The transcriptional regulation is controlled by complex interactions between the DNA sequence and transcription factors, as well as nucleosomes, histone tail modifications and DNA methylation. Such interactions work complexly and dynamically across different types of cells. ENCODE has provided us an unprecedented number of functional elements as well as many novel aspects of gene expression and regulation, which significantly enhances our understanding of the human genome and human health and disease.
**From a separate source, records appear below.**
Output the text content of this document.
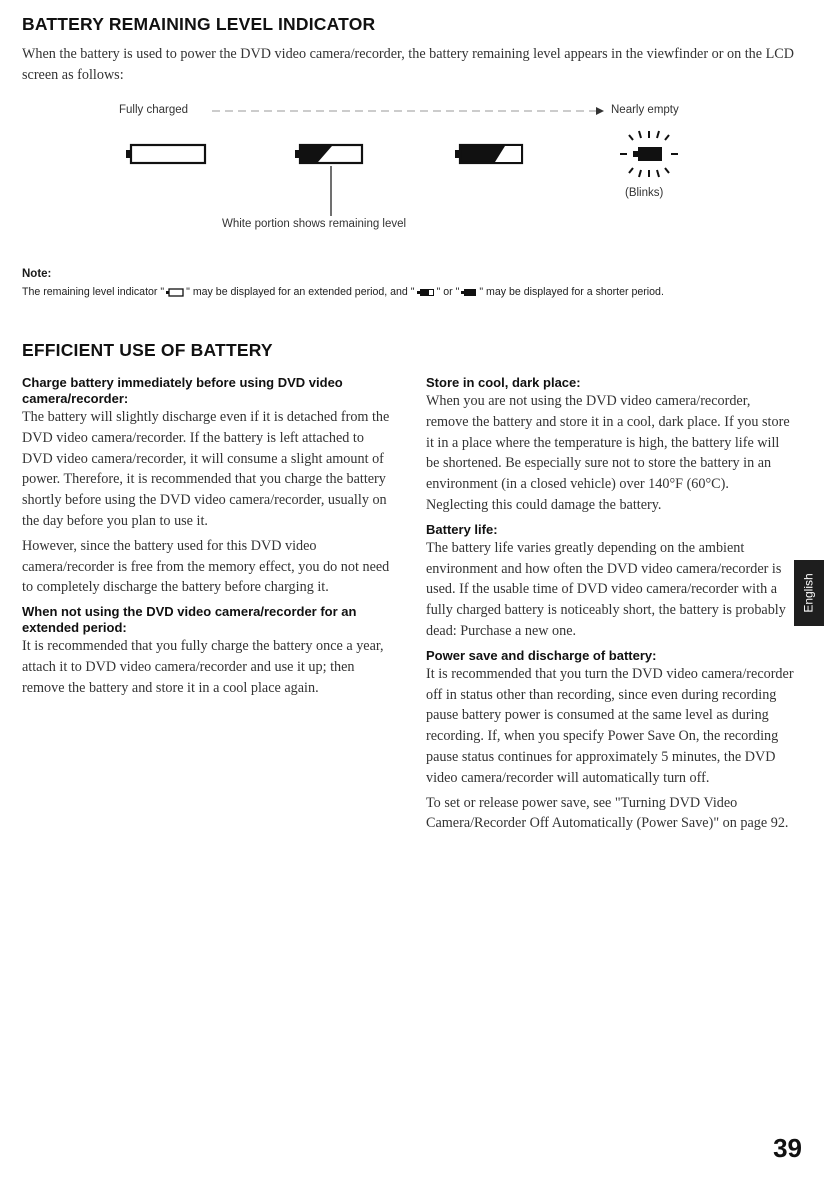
BATTERY REMAINING LEVEL INDICATOR
When the battery is used to power the DVD video camera/recorder, the battery remaining level appears in the viewfinder or on the LCD screen as follows:
Fully charged	Nearly empty
(Blinks)
White portion shows remaining level
Note:
The remaining level indicator " " may be displayed for an extended period, and " " or " " may be displayed for a shorter period.
EFFICIENT USE OF BATTERY
Charge battery immediately before using DVD video camera/recorder:

The battery will slightly discharge even if it is detached from the DVD video camera/recorder. If the battery is left attached to DVD video camera/recorder, it will consume a slight amount of power. Therefore, it is recommended that you charge the battery shortly before using the DVD video camera/recorder, usually on the day before you plan to use it.

However, since the battery used for this DVD video camera/recorder is free from the memory effect, you do not need to completely discharge the battery before charging it.

When not using the DVD video camera/recorder for an extended period:

It is recommended that you fully charge the battery once a year, attach it to DVD video camera/recorder and use it up; then remove the battery and store it in a cool place again.

Store in cool, dark place:

When you are not using the DVD video camera/recorder, remove the battery and store it in a cool, dark place. If you store it in a place where the temperature is high, the battery life will be shortened. Be especially sure not to store the battery in an environment (in a closed vehicle) over 140°F (60°C). Neglecting this could damage the battery.

Battery life:

The battery life varies greatly depending on the ambient environment and how often the DVD video camera/recorder is used. If the usable time of DVD video camera/recorder with a fully charged battery is noticeably short, the battery is probably dead: Purchase a new one.

Power save and discharge of battery:

It is recommended that you turn the DVD video camera/recorder off in status other than recording, since even during recording pause battery power is consumed at the same level as during recording. If, when you specify Power Save On, the recording pause status continues for approximately 5 minutes, the DVD video camera/recorder will automatically turn off.

To set or release power save, see "Turning DVD Video Camera/Recorder Off Automatically (Power Save)" on page 92.

English
39
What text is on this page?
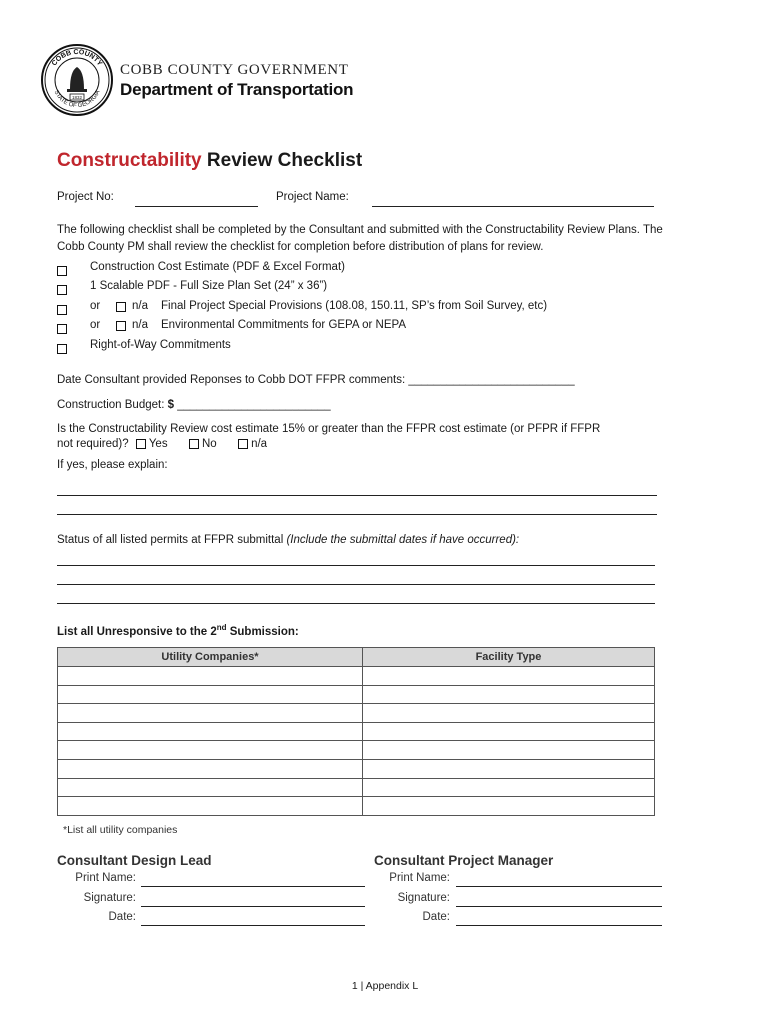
COBB COUNTY
STATE OF GEORGIA
1832
COBB COUNTY GOVERNMENT
Department of Transportation
Constructability Review Checklist
Project No:	Project Name:
The following checklist shall be completed by the Consultant and submitted with the Constructability Review Plans. The Cobb County PM shall review the checklist for completion before distribution of plans for review.
Construction Cost Estimate (PDF & Excel Format)
1 Scalable PDF - Full Size Plan Set (24” x 36”)
or	n/a Final Project Special Provisions (108.08, 150.11, SP’s from Soil Survey, etc)
or	n/a Environmental Commitments for GEPA or NEPA
Right-of-Way Commitments
Date Consultant provided Reponses to Cobb DOT FFPR comments: __________________________
Construction Budget: $ ________________________
Is the Constructability Review cost estimate 15% or greater than the FFPR cost estimate (or PFPR if FFPR
not required)? Yes	No	n/a
If yes, please explain:
Status of all listed permits at FFPR submittal (Include the submittal dates if have occurred):
List all Unresponsive to the 2nd Submission:
Utility Companies*	Facility Type

*List all utility companies
Consultant Design Lead	Consultant Project Manager
Print Name:
Signature:
Date:
Print Name:
Signature:
Date:
1 | Appendix L
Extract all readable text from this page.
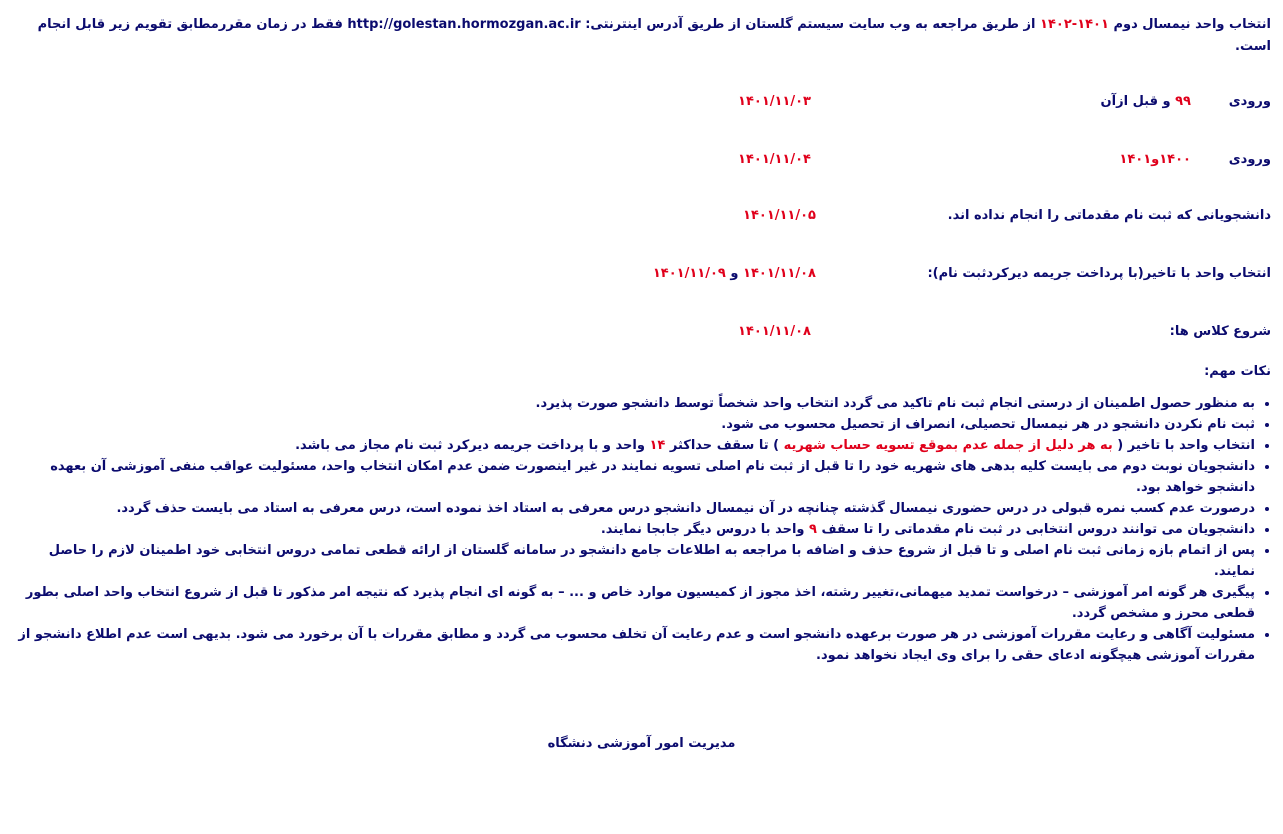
انتخاب واحد نیمسال دوم ۱۴۰۱-۱۴۰۲ از طریق مراجعه به وب سایت سیستم گلستان از طریق آدرس اینترنتی: http://golestan.hormozgan.ac.ir فقط در زمان مقررمطابق تقویم زیر قابل انجام است.

ورودی
۹۹ و قبل ازآن
۱۴۰۱/۱۱/۰۳
ورودی
۱۴۰۰و۱۴۰۱
۱۴۰۱/۱۱/۰۴
دانشجویانی که ثبت نام مقدماتی را انجام نداده اند.
۱۴۰۱/۱۱/۰۵
انتخاب واحد با تاخیر(با پرداخت جریمه دیرکردثبت نام):
۱۴۰۱/۱۱/۰۸ و ۱۴۰۱/۱۱/۰۹
شروع کلاس ها:
۱۴۰۱/۱۱/۰۸

نکات مهم:

• به منظور حصول اطمینان از درستی انجام ثبت نام تاکید می گردد انتخاب واحد شخصاً توسط دانشجو صورت پذیرد.
• ثبت نام نکردن دانشجو در هر نیمسال تحصیلی، انصراف از تحصیل محسوب می شود.
• انتخاب واحد با تاخیر ( به هر دلیل از جمله عدم بموقع تسویه حساب شهریه ) تا سقف حداکثر ۱۴ واحد و با پرداخت جریمه دیرکرد ثبت نام مجاز می باشد.
• دانشجویان نوبت دوم می بایست کلیه بدهی های شهریه خود را تا قبل از ثبت نام اصلی تسویه نمایند در غیر اینصورت ضمن عدم امکان انتخاب واحد، مسئولیت عواقب منفی آموزشی آن بعهده دانشجو خواهد بود.
• درصورت عدم کسب نمره قبولی در درس حضوری نیمسال گذشته چنانچه در آن نیمسال دانشجو درس معرفی به استاد اخذ نموده است، درس معرفی به استاد می بایست حذف گردد.
• دانشجویان می توانند دروس انتخابی در ثبت نام مقدماتی را تا سقف ۹ واحد با دروس دیگر جابجا نمایند.
• پس از اتمام بازه زمانی ثبت نام اصلی و تا قبل از شروع حذف و اضافه با مراجعه به اطلاعات جامع دانشجو در سامانه گلستان از ارائه قطعی تمامی دروس انتخابی خود اطمینان لازم را حاصل نمایند.
• پیگیری هر گونه امر آموزشی – درخواست تمدید میهمانی،تغییر رشته، اخذ مجوز از کمیسیون موارد خاص و ... – به گونه ای انجام پذیرد که نتیجه امر مذکور تا قبل از شروع انتخاب واحد اصلی بطور قطعی محرز و مشخص گردد.
• مسئولیت آگاهی و رعایت مقررات آموزشی در هر صورت برعهده دانشجو است و عدم رعایت آن تخلف محسوب می گردد و مطابق مقررات با آن برخورد می شود. بدیهی است عدم اطلاع دانشجو از مقررات آموزشی هیچگونه ادعای حقی را برای وی ایجاد نخواهد نمود.
مدیریت امور آموزشی دنشگاه
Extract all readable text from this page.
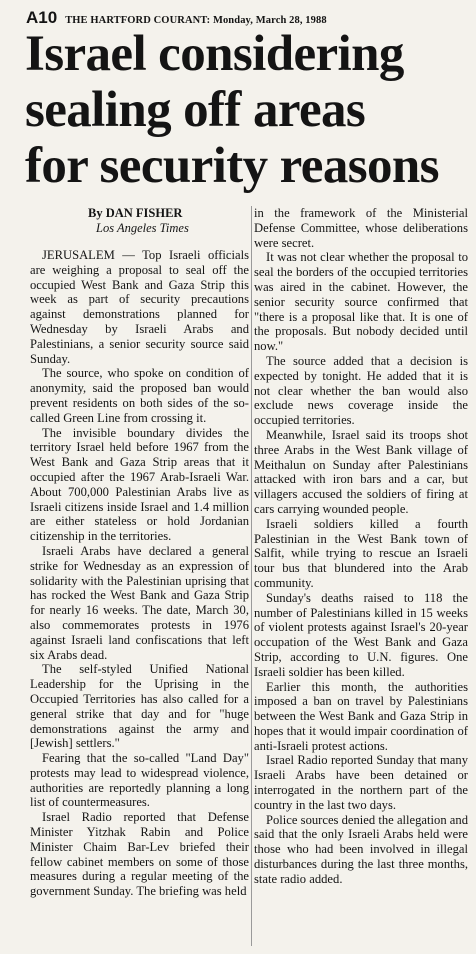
A10 THE HARTFORD COURANT: Monday, March 28, 1988
Israel considering
sealing off areas
for security reasons
By DAN FISHER
Los Angeles Times

JERUSALEM — Top Israeli officials are weighing a proposal to seal off the occupied West Bank and Gaza Strip this week as part of security precautions against demonstrations planned for Wednesday by Israeli Arabs and Palestinians, a senior security source said Sunday.

The source, who spoke on condition of anonymity, said the proposed ban would prevent residents on both sides of the so-called Green Line from crossing it.

The invisible boundary divides the territory Israel held before 1967 from the West Bank and Gaza Strip areas that it occupied after the 1967 Arab-Israeli War. About 700,000 Palestinian Arabs live as Israeli citizens inside Israel and 1.4 million are either stateless or hold Jordanian citizenship in the territories.

Israeli Arabs have declared a general strike for Wednesday as an expression of solidarity with the Palestinian uprising that has rocked the West Bank and Gaza Strip for nearly 16 weeks. The date, March 30, also commemorates protests in 1976 against Israeli land confiscations that left six Arabs dead.

The self-styled Unified National Leadership for the Uprising in the Occupied Territories has also called for a general strike that day and for "huge demonstrations against the army and [Jewish] settlers."

Fearing that the so-called "Land Day" protests may lead to widespread violence, authorities are reportedly planning a long list of countermeasures.

Israel Radio reported that Defense Minister Yitzhak Rabin and Police Minister Chaim Bar-Lev briefed their fellow cabinet members on some of those measures during a regular meeting of the government Sunday. The briefing was held

in the framework of the Ministerial Defense Committee, whose deliberations were secret.

It was not clear whether the proposal to seal the borders of the occupied territories was aired in the cabinet. However, the senior security source confirmed that "there is a proposal like that. It is one of the proposals. But nobody decided until now."

The source added that a decision is expected by tonight. He added that it is not clear whether the ban would also exclude news coverage inside the occupied territories.

Meanwhile, Israel said its troops shot three Arabs in the West Bank village of Meithalun on Sunday after Palestinians attacked with iron bars and a car, but villagers accused the soldiers of firing at cars carrying wounded people.

Israeli soldiers killed a fourth Palestinian in the West Bank town of Salfit, while trying to rescue an Israeli tour bus that blundered into the Arab community.

Sunday's deaths raised to 118 the number of Palestinians killed in 15 weeks of violent protests against Israel's 20-year occupation of the West Bank and Gaza Strip, according to U.N. figures. One Israeli soldier has been killed.

Earlier this month, the authorities imposed a ban on travel by Palestinians between the West Bank and Gaza Strip in hopes that it would impair coordination of anti-Israeli protest actions.

Israel Radio reported Sunday that many Israeli Arabs have been detained or interrogated in the northern part of the country in the last two days.

Police sources denied the allegation and said that the only Israeli Arabs held were those who had been involved in illegal disturbances during the last three months, state radio added.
However, some of the mapping efforts are about halfway to completion, not to mention that deeper characterization of everything the genome does is probably only 10% finished [1]. A third phase is getting under way now and will fill in many of the blanks of human genome by adding additional factors, modifications and cell types [1]. Although current assays can be expanded to capture more TFs in more cell lines, they provide only a single snapshot of cellular regulatory events without capturing the dynamic aspects of gene regulation. The development of new technologies to capture multiple data types, along with their regulatory dynamics in single cell, would help to tackle these issues. Identifying how genomic ingredients are combined to carry out complicated functions and interpreting the huge data to understand the range of human phenotypes from normal developmental processes are future greater challenges.

Competing interests

The authors declare no competing interests.